Belangrijke elementen Piagets theorie

Schema’s

Adaptatie:

Assimilatie:

Accommodatie:

A

Visie van Piaget (1896-1980)

Baby’s leren: actie = kennis.
Kennis is het resultaat van direct motorisch gedrag. Baby’s leren door te doen.

Ontwikkelingstheorie van Piaget is gebaseerd op een stadiamodel met 4 stadia:
1) Sensomotorisch stadium (0-2 jaar)
2) Pre-operationele stadium (2-7 jaar)
3) Concreet operationele stadium (7-12 jaar)
4) Formeel operationele stadium (12 jaar- volwassenheid)

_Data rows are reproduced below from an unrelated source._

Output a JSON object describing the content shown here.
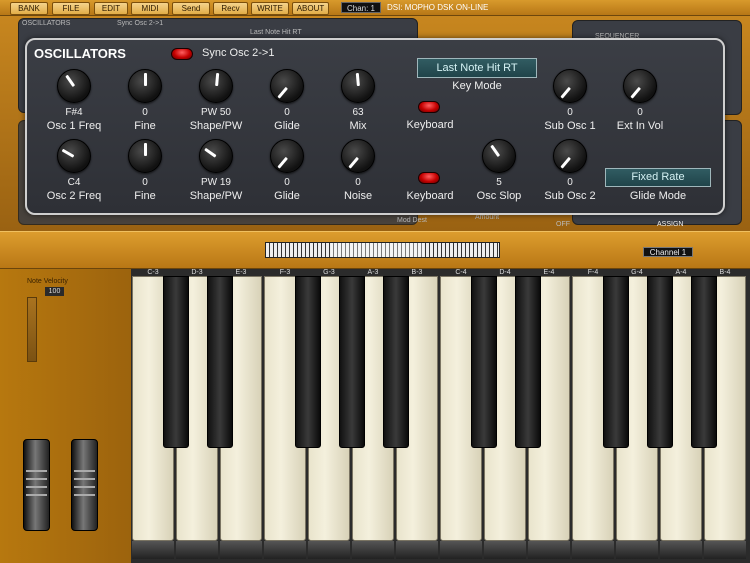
{
  "toolbar": {
    "buttons": [
      "BANK",
      "FILE",
      "EDIT",
      "MIDI",
      "Send",
      "Recv",
      "WRITE",
      "ABOUT"
    ],
    "channel": "Chan: 1",
    "status": "DSI:  MOPHO DSK ON-LINE"
  },
  "background": {
    "oscillators": "OSCILLATORS",
    "sync": "Sync Osc 2->1",
    "sequencer": "SEQUENCER",
    "assign": "ASSIGN",
    "mod_dest": "Mod Dest",
    "amount": "Amount",
    "off": "OFF",
    "last_note": "Last Note Hit RT"
  },
  "panel": {
    "title": "OSCILLATORS",
    "sync_label": "Sync Osc 2->1",
    "row1": [
      {
        "value": "F#4",
        "label": "Osc 1 Freq"
      },
      {
        "value": "0",
        "label": "Fine"
      },
      {
        "value": "PW 50",
        "label": "Shape/PW"
      },
      {
        "value": "0",
        "label": "Glide"
      },
      {
        "value": "63",
        "label": "Mix"
      },
      {
        "value": "0",
        "label": "Sub Osc 1"
      },
      {
        "value": "0",
        "label": "Ext In Vol"
      }
    ],
    "row2": [
      {
        "value": "C4",
        "label": "Osc 2 Freq"
      },
      {
        "value": "0",
        "label": "Fine"
      },
      {
        "value": "PW 19",
        "label": "Shape/PW"
      },
      {
        "value": "0",
        "label": "Glide"
      },
      {
        "value": "0",
        "label": "Noise"
      },
      {
        "value": "5",
        "label": "Osc Slop"
      },
      {
        "value": "0",
        "label": "Sub Osc 2"
      }
    ],
    "keyboard1": "Keyboard",
    "keyboard2": "Keyboard",
    "key_mode_value": "Last Note Hit RT",
    "key_mode_label": "Key Mode",
    "glide_mode_value": "Fixed Rate",
    "glide_mode_label": "Glide Mode"
  },
  "keyboard": {
    "channel": "Channel  1",
    "note_velocity_label": "Note Velocity",
    "note_velocity_value": "100",
    "key_labels": [
      "C-3",
      "D-3",
      "E-3",
      "F-3",
      "G-3",
      "A-3",
      "B-3",
      "C-4",
      "D-4",
      "E-4",
      "F-4",
      "G-4",
      "A-4",
      "B-4"
    ]
  },
  "colors": {
    "accent_orange": "#c98b22",
    "panel_dark": "#33363c",
    "led_red": "#e00000",
    "lcd_teal": "#2a5057"
  }
}
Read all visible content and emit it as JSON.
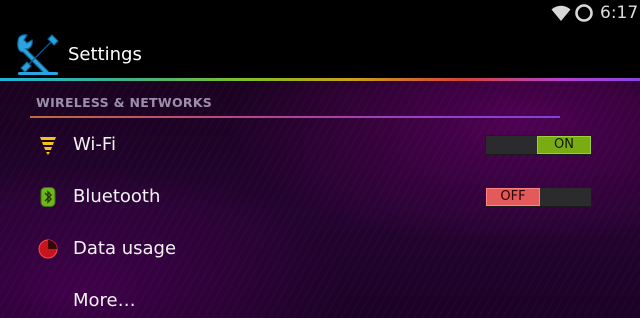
{
  "status_bar": {
    "time": "6:17",
    "icons": [
      "wifi-signal-icon",
      "battery-icon"
    ]
  },
  "action_bar": {
    "title": "Settings",
    "icon": "settings-tools-icon",
    "divider_colors": [
      "#1fb3d8",
      "#7fbf2a",
      "#c8a11a",
      "#d5433a",
      "#b63fd2"
    ]
  },
  "section": {
    "header": "WIRELESS & NETWORKS"
  },
  "items": [
    {
      "label": "Wi-Fi",
      "icon": "wifi-icon",
      "toggle": "ON",
      "toggle_color": "#7aab12"
    },
    {
      "label": "Bluetooth",
      "icon": "bluetooth-icon",
      "toggle": "OFF",
      "toggle_color": "#e25a5a"
    },
    {
      "label": "Data usage",
      "icon": "data-usage-icon"
    },
    {
      "label": "More…"
    }
  ]
}
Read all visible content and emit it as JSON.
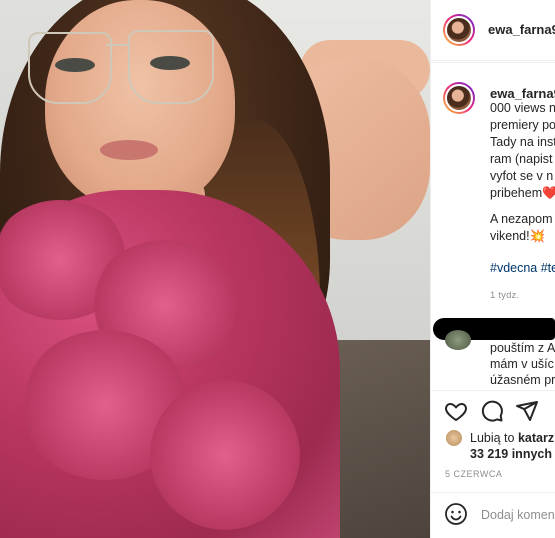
{
  "post": {
    "username": "ewa_farna9",
    "caption_lines": [
      "000 views n",
      "premiery po",
      "Tady na inst",
      "ram (napist",
      "vyfot se v n",
      "pribehem❤️"
    ],
    "caption_line2_a": "A nezapom",
    "caption_line2_b": "vikend!💥",
    "hashtags": "#vdecna #te",
    "posted_ago": "1 tydz."
  },
  "comment": {
    "lines": [
      "pouštím z A",
      "mám v ušíc",
      "úžasném pr"
    ]
  },
  "actions": {
    "like_icon": "heart-icon",
    "comment_icon": "comment-icon",
    "share_icon": "share-icon"
  },
  "likes": {
    "prefix": "Lubią to",
    "name": "katarz",
    "others": "33 219 innych u"
  },
  "date": "5 CZERWCA",
  "add_comment": {
    "placeholder": "Dodaj komen",
    "emoji_icon": "smiley-icon"
  },
  "colors": {
    "link": "#00376b",
    "muted": "#8e8e8e",
    "text": "#262626"
  }
}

De overgang naar ander stadium vindt plaats wanneer het kind het juiste niveau van fysieke rijping heeft bereikt EN is blootgesteld aan relevante ervaringen.

Van cruciaal belang om te kijken naar de veranderingen in kwaliteit van de kennis en het begrip van de kinderen.

Schema’s:
Volgens Piaget zijn schema’s (georganiseerde mentale structuur en patronen) de fundamentele bouwstenen van de manier waarop wij de wereld zien.
Naarmate wij kennis uitbreiden en organiseren, vormen en veranderen wij onze schema’s.

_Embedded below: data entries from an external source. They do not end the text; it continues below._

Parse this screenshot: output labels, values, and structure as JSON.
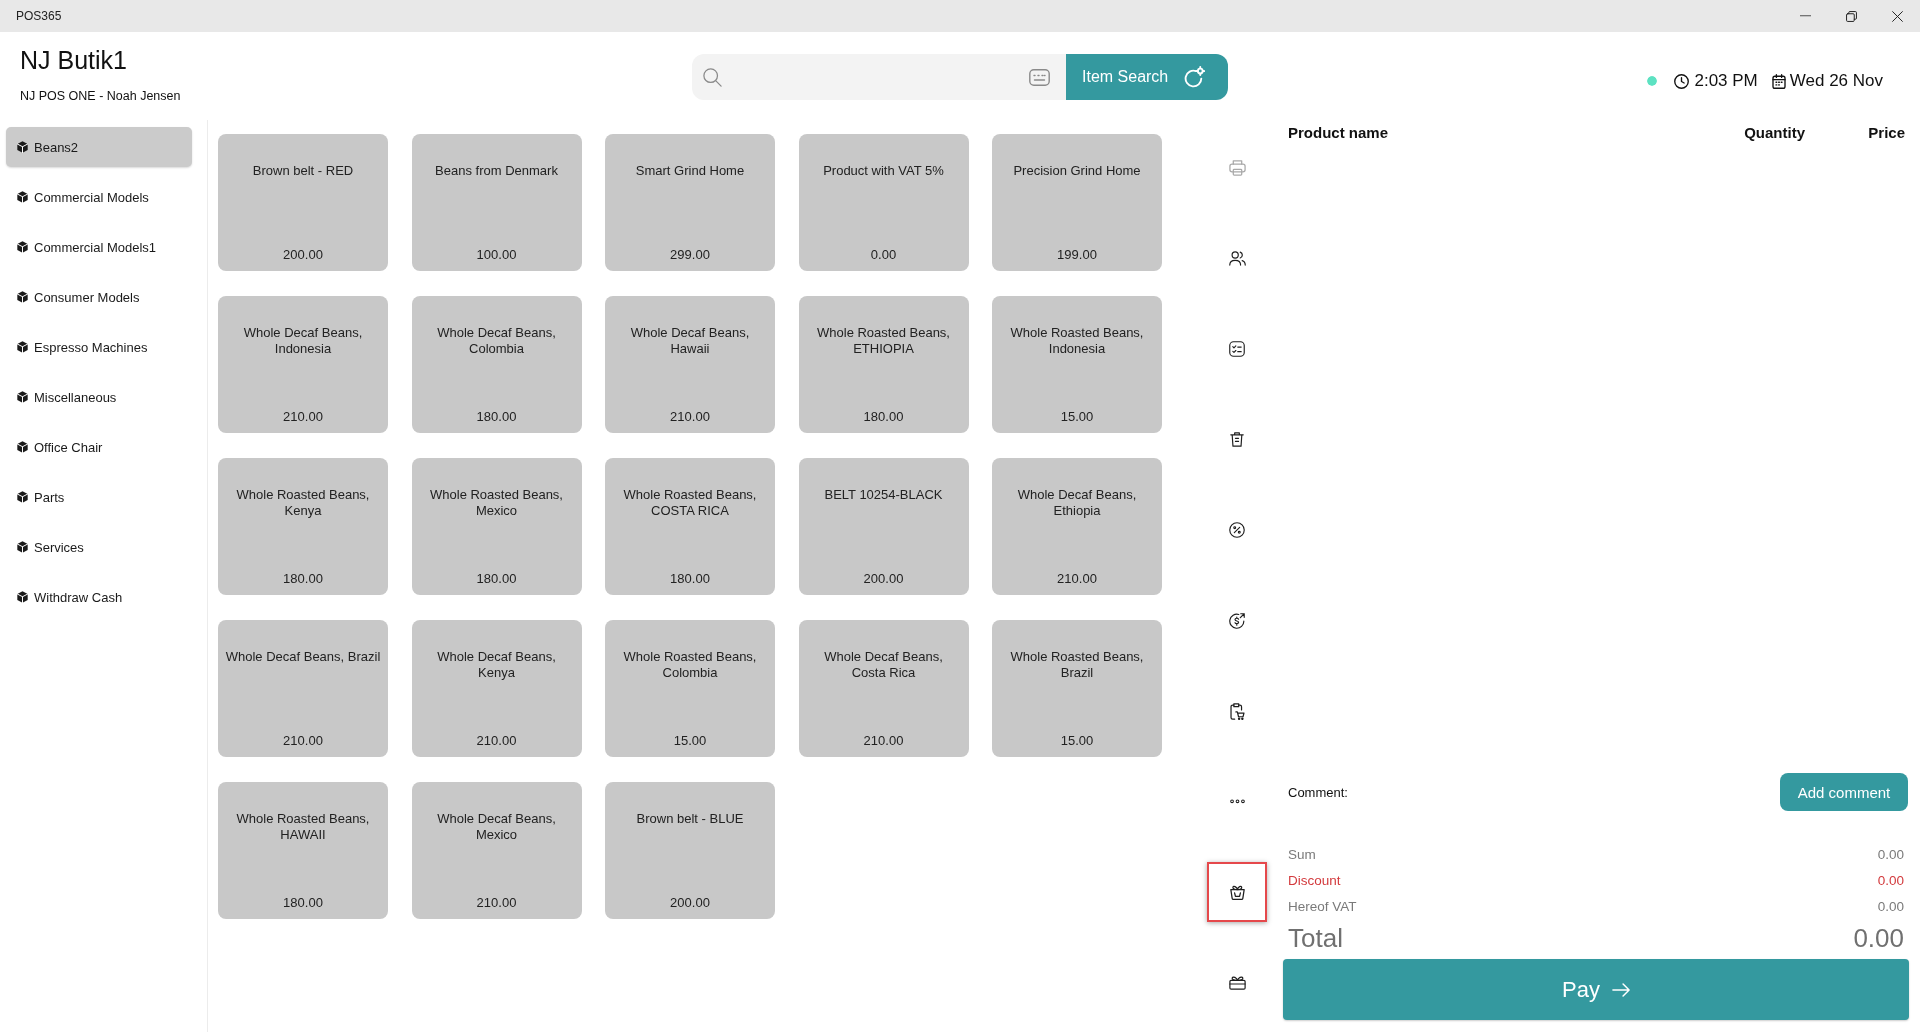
{
  "window": {
    "title": "POS365"
  },
  "store": {
    "name": "NJ Butik1",
    "register": "NJ POS ONE - Noah Jensen"
  },
  "search": {
    "button": "Item Search"
  },
  "status": {
    "online": true,
    "time": "2:03 PM",
    "date": "Wed 26 Nov"
  },
  "categories": [
    {
      "label": "Beans2",
      "selected": true
    },
    {
      "label": "Commercial Models",
      "selected": false
    },
    {
      "label": "Commercial Models1",
      "selected": false
    },
    {
      "label": "Consumer Models",
      "selected": false
    },
    {
      "label": "Espresso Machines",
      "selected": false
    },
    {
      "label": "Miscellaneous",
      "selected": false
    },
    {
      "label": "Office Chair",
      "selected": false
    },
    {
      "label": "Parts",
      "selected": false
    },
    {
      "label": "Services",
      "selected": false
    },
    {
      "label": "Withdraw Cash",
      "selected": false
    }
  ],
  "products": [
    {
      "name": "Brown belt - RED",
      "price": "200.00"
    },
    {
      "name": "Beans from Denmark",
      "price": "100.00"
    },
    {
      "name": "Smart Grind Home",
      "price": "299.00"
    },
    {
      "name": "Product with VAT 5%",
      "price": "0.00"
    },
    {
      "name": "Precision Grind Home",
      "price": "199.00"
    },
    {
      "name": "Whole Decaf Beans, Indonesia",
      "price": "210.00"
    },
    {
      "name": "Whole Decaf Beans, Colombia",
      "price": "180.00"
    },
    {
      "name": "Whole Decaf Beans, Hawaii",
      "price": "210.00"
    },
    {
      "name": "Whole Roasted Beans, ETHIOPIA",
      "price": "180.00"
    },
    {
      "name": "Whole Roasted Beans, Indonesia",
      "price": "15.00"
    },
    {
      "name": "Whole Roasted Beans, Kenya",
      "price": "180.00"
    },
    {
      "name": "Whole Roasted Beans, Mexico",
      "price": "180.00"
    },
    {
      "name": "Whole Roasted Beans, COSTA RICA",
      "price": "180.00"
    },
    {
      "name": "BELT 10254-BLACK",
      "price": "200.00"
    },
    {
      "name": "Whole Decaf Beans, Ethiopia",
      "price": "210.00"
    },
    {
      "name": "Whole Decaf Beans, Brazil",
      "price": "210.00"
    },
    {
      "name": "Whole Decaf Beans, Kenya",
      "price": "210.00"
    },
    {
      "name": "Whole Roasted Beans, Colombia",
      "price": "15.00"
    },
    {
      "name": "Whole Decaf Beans, Costa Rica",
      "price": "210.00"
    },
    {
      "name": "Whole Roasted Beans, Brazil",
      "price": "15.00"
    },
    {
      "name": "Whole Roasted Beans, HAWAII",
      "price": "180.00"
    },
    {
      "name": "Whole Decaf Beans, Mexico",
      "price": "210.00"
    },
    {
      "name": "Brown belt - BLUE",
      "price": "200.00"
    }
  ],
  "tools": [
    {
      "kind": "print",
      "disabled": true,
      "highlighted": false
    },
    {
      "kind": "customers",
      "disabled": false,
      "highlighted": false
    },
    {
      "kind": "tasks",
      "disabled": false,
      "highlighted": false
    },
    {
      "kind": "delete",
      "disabled": false,
      "highlighted": false
    },
    {
      "kind": "discount",
      "disabled": false,
      "highlighted": false
    },
    {
      "kind": "cashout",
      "disabled": false,
      "highlighted": false
    },
    {
      "kind": "cart",
      "disabled": false,
      "highlighted": false
    },
    {
      "kind": "more",
      "disabled": false,
      "highlighted": false
    },
    {
      "kind": "basket",
      "disabled": false,
      "highlighted": true
    },
    {
      "kind": "gift",
      "disabled": false,
      "highlighted": false
    }
  ],
  "order": {
    "columns": [
      "Product name",
      "Quantity",
      "Price"
    ],
    "comment_label": "Comment:",
    "add_comment_button": "Add comment",
    "totals": [
      {
        "kind": "normal",
        "label": "Sum",
        "value": "0.00"
      },
      {
        "kind": "discount",
        "label": "Discount",
        "value": "0.00"
      },
      {
        "kind": "normal",
        "label": "Hereof VAT",
        "value": "0.00"
      }
    ],
    "total": {
      "label": "Total",
      "value": "0.00"
    },
    "pay_button": "Pay"
  }
}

Adaptatie –> de neiging van iemand om zich aan te passen aan zijn omgeving.

Dit bestaat uit 2 aparte processen:
1) Assimilatie
2) Accommodatie

Assimilatie –> het proces waarbij mensen een nieuwe ervaring interpreteren aan de hand van hun huidige cognitieve ontwikkelingsstadium en denkwijze.
Iets nieuws binnen wat we al weten en begrijpen en in een bestaand schema plaatsen.
(VB: baby die op rammelaar zuigt assimileert de rammelaar aan zijn bestaande zuigschema).
Er komt een moment waarop de baby toe is aan bijstelling van zijn denkkader - hij merkt dan dat hij geen nieuwe informatie meer opdoet op deze manier. Dan vindt accommodatie plaats.

Accommodatie –> het proces waarbij bestaande manieren van denken of doen veranderen in reactie op nieuwe stimuli of gebeurtenissen.
(VB: schudden met rammelaar. Kind accommodeert zijn schema aan de specifieke eigenschappen van het object).

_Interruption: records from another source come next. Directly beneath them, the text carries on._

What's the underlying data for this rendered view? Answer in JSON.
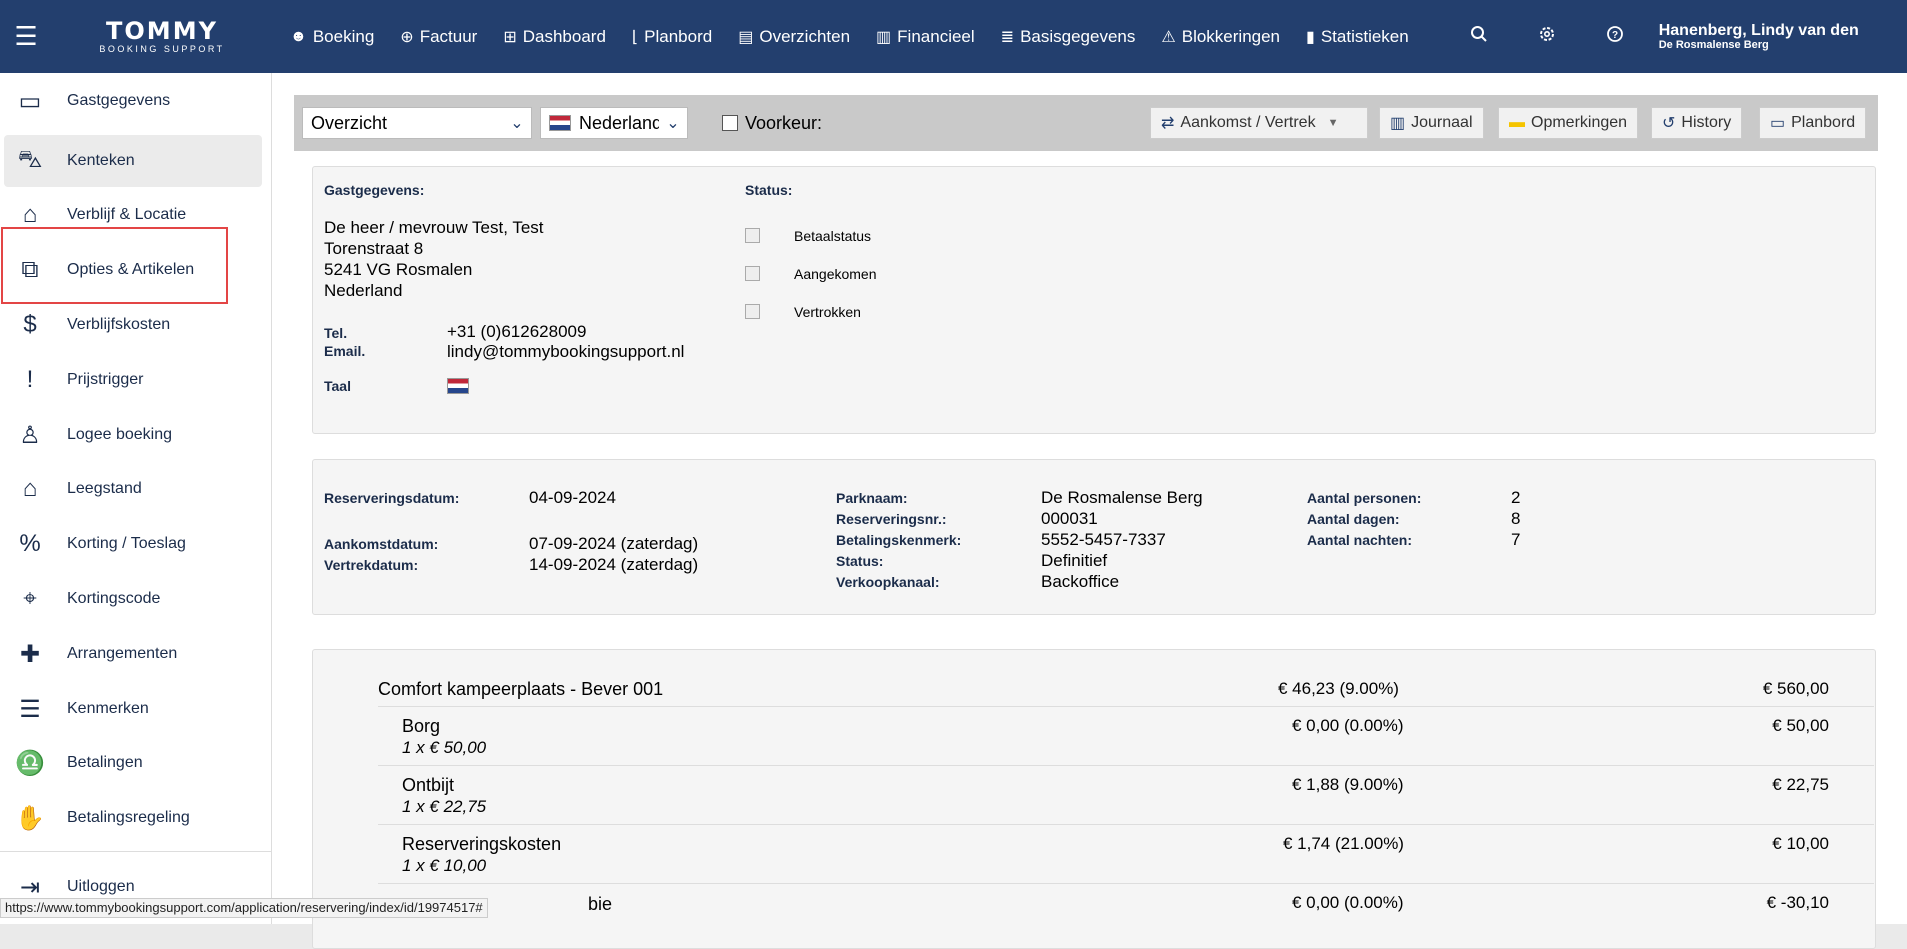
{
  "topbar": {
    "logo_main": "TOMMY",
    "logo_sub": "BOOKING SUPPORT",
    "nav": [
      {
        "icon": "smile-icon",
        "glyph": "☻",
        "label": "Boeking"
      },
      {
        "icon": "plus-circle-icon",
        "glyph": "⊕",
        "label": "Factuur"
      },
      {
        "icon": "grid-icon",
        "glyph": "⊞",
        "label": "Dashboard"
      },
      {
        "icon": "planbord-icon",
        "glyph": "⌊",
        "label": "Planbord"
      },
      {
        "icon": "list-icon",
        "glyph": "▤",
        "label": "Overzichten"
      },
      {
        "icon": "columns-icon",
        "glyph": "▥",
        "label": "Financieel"
      },
      {
        "icon": "database-icon",
        "glyph": "≣",
        "label": "Basisgegevens"
      },
      {
        "icon": "warning-icon",
        "glyph": "⚠",
        "label": "Blokkeringen"
      },
      {
        "icon": "bar-chart-icon",
        "glyph": "▮",
        "label": "Statistieken"
      }
    ],
    "user_name": "Hanenberg, Lindy van den",
    "user_park": "De Rosmalense Berg"
  },
  "sidebar": {
    "items": [
      {
        "icon": "id-card-icon",
        "glyph": "▭",
        "label": "Gastgegevens"
      },
      {
        "icon": "car-icon",
        "glyph": "⛍",
        "label": "Kenteken"
      },
      {
        "icon": "house-heart-icon",
        "glyph": "⌂",
        "label": "Verblijf & Locatie"
      },
      {
        "icon": "layers-plus-icon",
        "glyph": "⧉",
        "label": "Opties & Artikelen"
      },
      {
        "icon": "dollar-square-icon",
        "glyph": "$",
        "label": "Verblijfskosten"
      },
      {
        "icon": "exclamation-square-icon",
        "glyph": "!",
        "label": "Prijstrigger"
      },
      {
        "icon": "user-plus-icon",
        "glyph": "♙",
        "label": "Logee boeking"
      },
      {
        "icon": "house-run-icon",
        "glyph": "⌂",
        "label": "Leegstand"
      },
      {
        "icon": "percent-badge-icon",
        "glyph": "%",
        "label": "Korting / Toeslag"
      },
      {
        "icon": "tag-icon",
        "glyph": "⌖",
        "label": "Kortingscode"
      },
      {
        "icon": "gift-icon",
        "glyph": "✚",
        "label": "Arrangementen"
      },
      {
        "icon": "checklist-icon",
        "glyph": "☰",
        "label": "Kenmerken"
      },
      {
        "icon": "piggy-bank-icon",
        "glyph": "♎",
        "label": "Betalingen"
      },
      {
        "icon": "handshake-icon",
        "glyph": "✋",
        "label": "Betalingsregeling"
      }
    ],
    "logout": {
      "icon": "logout-icon",
      "glyph": "⇥",
      "label": "Uitloggen"
    }
  },
  "toolbar": {
    "view_select": "Overzicht",
    "language_select": "Nederlands",
    "voorkeur_label": "Voorkeur:",
    "buttons": [
      {
        "icon": "swap-icon",
        "glyph": "⇄",
        "label": "Aankomst / Vertrek",
        "caret": "▼"
      },
      {
        "icon": "journal-icon",
        "glyph": "▥",
        "label": "Journaal"
      },
      {
        "icon": "comment-icon",
        "glyph": "▬",
        "label": "Opmerkingen"
      },
      {
        "icon": "history-icon",
        "glyph": "↺",
        "label": "History"
      },
      {
        "icon": "planbord-window-icon",
        "glyph": "▭",
        "label": "Planbord"
      }
    ]
  },
  "guest": {
    "heading": "Gastgegevens:",
    "address_lines": [
      "De heer / mevrouw Test, Test",
      "Torenstraat 8",
      "5241 VG Rosmalen",
      "Nederland"
    ],
    "tel_label": "Tel.",
    "tel": "+31 (0)612628009",
    "email_label": "Email.",
    "email": "lindy@tommybookingsupport.nl",
    "taal_label": "Taal"
  },
  "status": {
    "heading": "Status:",
    "items": [
      "Betaalstatus",
      "Aangekomen",
      "Vertrokken"
    ]
  },
  "reservation": {
    "reserveringsdatum_label": "Reserveringsdatum:",
    "reserveringsdatum": "04-09-2024",
    "aankomst_label": "Aankomstdatum:",
    "aankomst": "07-09-2024 (zaterdag)",
    "vertrek_label": "Vertrekdatum:",
    "vertrek": "14-09-2024 (zaterdag)",
    "parknaam_label": "Parknaam:",
    "parknaam": "De Rosmalense Berg",
    "resnr_label": "Reserveringsnr.:",
    "resnr": "000031",
    "kenmerk_label": "Betalingskenmerk:",
    "kenmerk": "5552-5457-7337",
    "status_label": "Status:",
    "status": "Definitief",
    "kanaal_label": "Verkoopkanaal:",
    "kanaal": "Backoffice",
    "personen_label": "Aantal personen:",
    "personen": "2",
    "dagen_label": "Aantal dagen:",
    "dagen": "8",
    "nachten_label": "Aantal nachten:",
    "nachten": "7"
  },
  "lines": {
    "main": {
      "name": "Comfort kampeerplaats - Bever 001",
      "tax": "€ 46,23 (9.00%)",
      "amount": "€ 560,00"
    },
    "items": [
      {
        "name": "Borg",
        "qty": "1 x € 50,00",
        "tax": "€ 0,00 (0.00%)",
        "amount": "€ 50,00"
      },
      {
        "name": "Ontbijt",
        "qty": "1 x € 22,75",
        "tax": "€ 1,88 (9.00%)",
        "amount": "€ 22,75"
      },
      {
        "name": "Reserveringskosten",
        "qty": "1 x € 10,00",
        "tax": "€ 1,74 (21.00%)",
        "amount": "€ 10,00"
      },
      {
        "name": "bie",
        "tax": "€ 0,00 (0.00%)",
        "amount": "€ -30,10"
      }
    ]
  },
  "statusbar": {
    "url": "https://www.tommybookingsupport.com/application/reservering/index/id/19974517#"
  }
}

Kind gaat eerst uit van wat hij snapt en kan.
Nieuwe info? Voldoende aanknopingspunten van wat al bekend is? Dan kan kind verband leggen en zal het een stapje verder zetten.
-> Past bestaande schema aan, of ontwikkelt nieuwe schema’s.

Piaget:
Vroegste schema’s beperken zich tot de aangeboren reflexen (zuigen en zoeken). Baby’s beginnen deze schema’s direct dmv assimilatie en accommodatie te wijzigen in reactie op hun sensomotorische verkenning.

How well did you know this?
1
Not at all
2
3
4
5
Perfectly
2
Q

De sensomotorische periode: de basis van de vroege cognitieve groei

6 substadia:

A

Het sensomotorische stadium (0-2 jaar):
Eerste stadium in Piagets theorie, waarin het kind sterk afhankelijk is van zijn aangeboren motorische reacties op stimuli.

6 substadia:
1) Substadium 1: Eenvoudige reflexen (0-1 maand)
De verschillende aangeboren reflexen bepalen de kern van het cognitieve leven van een baby.
Daarnaast treden er veranderingen op in een aantal reflexen, als gevolg van de ervaringen die de baby opdoet met de buitenwereld.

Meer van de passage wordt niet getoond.